The first eardrum-splintering shriek had come within seconds, as little Teegan looked up to see the wiry black body cowering in the corner directly above her head, a mere two feet away. A chorus of shrill screams soon joined in, as we scrambled to pull all five girls sleeping on top bunks down, to take cover below.
The next few anxiety-laden seconds felt like they were happening in slow motion, as the bat lifted off and fluttered around the cabin for a few laps before swooping toward Christa. Armed with our pillows, we took turns swinging at it until finally it sailed through the open door and toward the trees.

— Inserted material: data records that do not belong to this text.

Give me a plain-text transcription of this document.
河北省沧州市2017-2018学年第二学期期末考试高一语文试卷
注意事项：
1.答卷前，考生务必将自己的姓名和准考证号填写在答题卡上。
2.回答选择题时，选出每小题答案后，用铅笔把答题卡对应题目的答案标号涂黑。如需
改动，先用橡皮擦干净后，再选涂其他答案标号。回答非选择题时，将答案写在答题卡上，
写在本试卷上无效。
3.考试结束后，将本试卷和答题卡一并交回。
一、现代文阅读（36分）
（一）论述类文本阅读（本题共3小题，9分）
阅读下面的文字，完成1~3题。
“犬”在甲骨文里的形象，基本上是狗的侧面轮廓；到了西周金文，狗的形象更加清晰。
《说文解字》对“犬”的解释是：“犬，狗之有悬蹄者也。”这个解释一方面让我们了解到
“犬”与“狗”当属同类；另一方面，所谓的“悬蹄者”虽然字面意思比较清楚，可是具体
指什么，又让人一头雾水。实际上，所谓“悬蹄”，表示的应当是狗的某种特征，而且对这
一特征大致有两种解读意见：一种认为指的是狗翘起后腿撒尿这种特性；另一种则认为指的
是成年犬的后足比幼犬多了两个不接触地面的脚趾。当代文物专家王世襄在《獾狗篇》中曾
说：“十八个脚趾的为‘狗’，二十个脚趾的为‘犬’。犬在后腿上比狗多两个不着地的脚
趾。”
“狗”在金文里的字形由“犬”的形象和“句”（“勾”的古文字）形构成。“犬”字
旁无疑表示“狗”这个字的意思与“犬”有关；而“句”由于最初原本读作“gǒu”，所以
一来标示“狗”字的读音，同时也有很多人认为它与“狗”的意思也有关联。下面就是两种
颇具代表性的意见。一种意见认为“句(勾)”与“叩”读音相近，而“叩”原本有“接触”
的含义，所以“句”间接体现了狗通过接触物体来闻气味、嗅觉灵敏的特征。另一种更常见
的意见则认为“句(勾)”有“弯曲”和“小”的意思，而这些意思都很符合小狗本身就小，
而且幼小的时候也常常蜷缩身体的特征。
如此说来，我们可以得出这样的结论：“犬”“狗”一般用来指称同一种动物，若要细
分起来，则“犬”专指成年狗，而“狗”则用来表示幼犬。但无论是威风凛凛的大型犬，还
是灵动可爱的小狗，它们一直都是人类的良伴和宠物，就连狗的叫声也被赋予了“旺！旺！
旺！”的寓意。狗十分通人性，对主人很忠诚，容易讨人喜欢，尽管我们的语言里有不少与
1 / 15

But the damage had been done—ten terrified little girls who took hours to drift off once again, along with disturbed rest for the ninety other female campers who were awoken by the high-pitched alarm. Plus Darian, of course, came speeding across the campgrounds in a golf cart—dressed in an Elmo nightshirt and hiking boots, her short blonde hair standing on end—to find out what was going on.
“Let’s take this as an opportunity to remember to shut your cabin door fully when you’re going to the restroom at night, okay?” Darian says. “Simple mistake, I get it! But guess what, everyone? We’re in the woods, and bats live in the woods! It’s part of nature. It’s fine. We can coexist in harmony, as long as they don’t get into our cabins.”